The surgery performed on January 7, 2022 marked the first time a pig internal organ was transplanted into a human. The patient who received a gene-edited pig heart survived the operation and was initially on the path to recovery.
Before this operation in a living patient, surgeons at NYU Langone Health in New York had already experimented in 2021 by transplanting gene-edited pig kidneys into two brain-dead individuals. The transplanted kidneys were not rejected and functioned normally while the brain-dead bodies were maintained on ventilatory support.
Most previous research had been conducted in non-human primates. However, researchers hoped that this gene-edited pig heart transplant would serve as a starting point for clinical animal-to-human organ transplantation, helping overcome current barriers in the field.
The researchers had submitted an application to the U.S. Food and Drug Administration (FDA) to begin a clinical trial of pig-to-human heart transplantation, but the request was rejected. According to Dr. Muhammad Mohiuddin, the lead surgeon of the research team at the University of Maryland, the FDA was initially concerned about ensuring that the pigs came from a proper medical-grade facility and wanted the team to perform pig heart transplants on 10 baboons before moving on to human transplantation.

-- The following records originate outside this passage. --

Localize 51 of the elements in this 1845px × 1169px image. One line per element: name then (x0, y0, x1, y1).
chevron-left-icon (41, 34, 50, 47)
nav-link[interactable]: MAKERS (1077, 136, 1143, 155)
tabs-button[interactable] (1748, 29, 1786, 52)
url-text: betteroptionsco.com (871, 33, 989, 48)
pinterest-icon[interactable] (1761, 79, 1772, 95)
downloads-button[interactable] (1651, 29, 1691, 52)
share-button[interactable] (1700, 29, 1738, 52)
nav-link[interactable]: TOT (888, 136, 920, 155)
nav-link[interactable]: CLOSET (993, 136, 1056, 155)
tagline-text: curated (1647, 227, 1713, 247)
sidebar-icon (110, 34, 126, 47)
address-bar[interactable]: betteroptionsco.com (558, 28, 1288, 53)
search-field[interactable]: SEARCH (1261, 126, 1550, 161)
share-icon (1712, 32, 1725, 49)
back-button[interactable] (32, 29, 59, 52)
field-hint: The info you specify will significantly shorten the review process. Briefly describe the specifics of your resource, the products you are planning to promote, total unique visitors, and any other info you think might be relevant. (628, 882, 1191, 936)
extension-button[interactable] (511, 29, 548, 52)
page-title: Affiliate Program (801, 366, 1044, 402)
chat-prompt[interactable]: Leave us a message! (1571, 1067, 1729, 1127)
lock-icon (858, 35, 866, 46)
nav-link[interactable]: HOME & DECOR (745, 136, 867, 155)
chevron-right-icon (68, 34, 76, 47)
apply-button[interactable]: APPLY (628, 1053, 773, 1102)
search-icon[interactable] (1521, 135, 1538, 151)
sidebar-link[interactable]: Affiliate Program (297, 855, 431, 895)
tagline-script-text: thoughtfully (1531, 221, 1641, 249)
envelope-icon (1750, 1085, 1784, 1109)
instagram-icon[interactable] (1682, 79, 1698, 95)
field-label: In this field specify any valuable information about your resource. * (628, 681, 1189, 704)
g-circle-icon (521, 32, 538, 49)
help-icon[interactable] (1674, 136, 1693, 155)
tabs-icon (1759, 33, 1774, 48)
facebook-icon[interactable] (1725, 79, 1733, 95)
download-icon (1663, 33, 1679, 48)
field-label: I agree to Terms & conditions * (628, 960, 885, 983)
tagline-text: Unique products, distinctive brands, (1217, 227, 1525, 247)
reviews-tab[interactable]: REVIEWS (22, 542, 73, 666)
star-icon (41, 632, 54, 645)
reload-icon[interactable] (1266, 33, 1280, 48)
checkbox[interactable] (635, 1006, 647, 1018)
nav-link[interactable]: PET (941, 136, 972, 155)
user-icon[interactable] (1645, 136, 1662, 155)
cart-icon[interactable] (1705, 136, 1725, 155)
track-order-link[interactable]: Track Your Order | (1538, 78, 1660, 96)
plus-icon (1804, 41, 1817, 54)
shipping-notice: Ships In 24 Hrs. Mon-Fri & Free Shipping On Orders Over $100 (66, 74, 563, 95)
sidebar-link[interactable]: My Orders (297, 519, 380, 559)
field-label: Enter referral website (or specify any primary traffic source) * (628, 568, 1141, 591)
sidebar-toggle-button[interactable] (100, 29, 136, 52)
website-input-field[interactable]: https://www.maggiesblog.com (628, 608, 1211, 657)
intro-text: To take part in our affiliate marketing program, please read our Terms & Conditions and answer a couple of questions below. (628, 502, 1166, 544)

However, David Bennett, a 57-year-old patient, gave Mohiuddin’s team a special opportunity to proceed directly with a human transplant. Bennett had been dependent on a heart-assist machine for nearly two months and could no longer receive adequate circulatory support because of severe abnormal arrhythmias. He was also not eligible for a human donor heart, due to a history of not complying with medical treatment instructions. Given that he was facing possible death, the FDA granted the research team emergency authorization to transplant a gene-edited pig heart into Bennett.
The surgery was successful, and the transplanted heart functioned very well, according to Dr. Mohiuddin. The surgical team planned to continue closely monitoring Bennett’s immune response as well as the function of the transplanted heart. Dr. Mohiuddin also said that the team would continue controlled clinical research and might apply to perform additional similar procedures if other patients in urgent need of transplantation became available.